The algorithm is simply a “ recipe ” for performing a task or solving a problem. Computer science uses this tool a lot, in particular in the field of programming.

A very important aspect of algorithms is efficiency. For many problems, it is quite easy to find a procedure that ends up giving the correct answer, but the real difficulty lies in finding an algorithm that finds the answer efficiently.

If the operations of an algorithm run one after the other, it is a sequential algorithm, if they run in parallel, it is a parallel algorithm. If the algorithm exploits tasks running on a network of processors, we speak of a distributed algorithm.

The word “algorithm” comes from the name of the mathematician Al Khuwarizmi (Latinized in the Middle Ages as Algoritmi), who in the 9th century wrote the first systematic work on the solution of linear and quadratic equations.

**Example Algorithm**

Alice and Charles play a game: Alice thinks of a number between 1 and 100 and Charles tries to guess it.

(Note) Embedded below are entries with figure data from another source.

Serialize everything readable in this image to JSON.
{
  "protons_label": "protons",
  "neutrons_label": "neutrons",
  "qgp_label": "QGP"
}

Charles can ask for a particular number, and Alice responds if that number is the one she’s thinking or if the number is larger or smaller than she thinks.

Charles can simply ask 1, then 2, then 3, and so on until Alice answers that he is right. This algorithm is very simple and always works. But let’s compare it to this other algorithm: Charles starts by proposing the number 50. If he succeeds, the game is over.

On the other hand, if Alice answers that the number is higher, Charles will continue and propose 75. Or, if Alice answers that the number is lower, the next number that Charles suggests is 25. Charles repeats this strategy several times, in each time halving the range of possible numbers, until he unequivocally reaches the number Alice chose.

This second algorithm also finds the answer each time, but is much more efficient. Thus, with the first algorithm, Charles may have to ask up to 100 questions whereas with the second algorithm, whatever number Alice chooses, Charles will ask a maximum of 6 questions. This idea of “halving” is very common in the field of algorithms.

To sum up, algorithmics includes the study of problem solving by implementing sequences of elementary operations according to a defined process leading to a solution.

**Algorithm structures**

The concepts implemented in algorithms, for example according to N. Wirth’s approach for the most widespread languages (Pascal, C, etc.), are few in number, they belong to two classes:

- control structures
- sequences
- conditional
- loops
- data structures
- constants
- variables
- tables
- recursive structures (lists, trees, graphs)

This division is sometimes difficult to perceive for certain languages (Lisp, Prolog, etc.) more based on the notion of recursion where certain control structures are implicit (and therefore seem to disappear).

**Some indications on the efficiency of the algorithms**

Often, the efficiency of an algorithm is only known asymptotically, i.e. for large values of the parameter n. When this parameter is small enough, a higher complexity algorithm may in practice be more efficient.

Thus, to sort an array of 30 rows (this is a small parameter), it is useless to use an advanced algorithm such as Quick Sort (one of the most efficient sorting algorithms on average): most trivial sorting algorithm will be efficient enough.

Between two algorithms whose complexity is identical, we will seek to use the one whose memory occupation is the lowest.

Algorithmic complexity analysis can also be used to assess the memory usage of an algorithm. Finally, the choice of one algorithm over another must be made based on the data that is expected to be provided as input.

Thus, the Quicksort (or rapid sort), when we choose the first element as pivot, behaves in a disastrous way if we apply it to an already sorted list of values. It is therefore not wise to use it if it is expected that the program will receive lists that are already almost sorted as input.

Another parameter to consider is the locality of the algorithm. For example, for a virtual memory system which has little memory (compared to the number of data to be processed), Quick Sort will normally be more efficient than Heap Sort because the former only passes once on each element of memory while the second accesses the memory in a discontinuous way (which increases the risk of swapping).

Finally, there are some algorithms whose complexity is said to be damped.

This means that, for some executions of the algorithm (edge cases), the complexity of the algorithm will be much higher than the average case. Of course, the notion of damped complexity is only used in cases where this reaction is very marginal.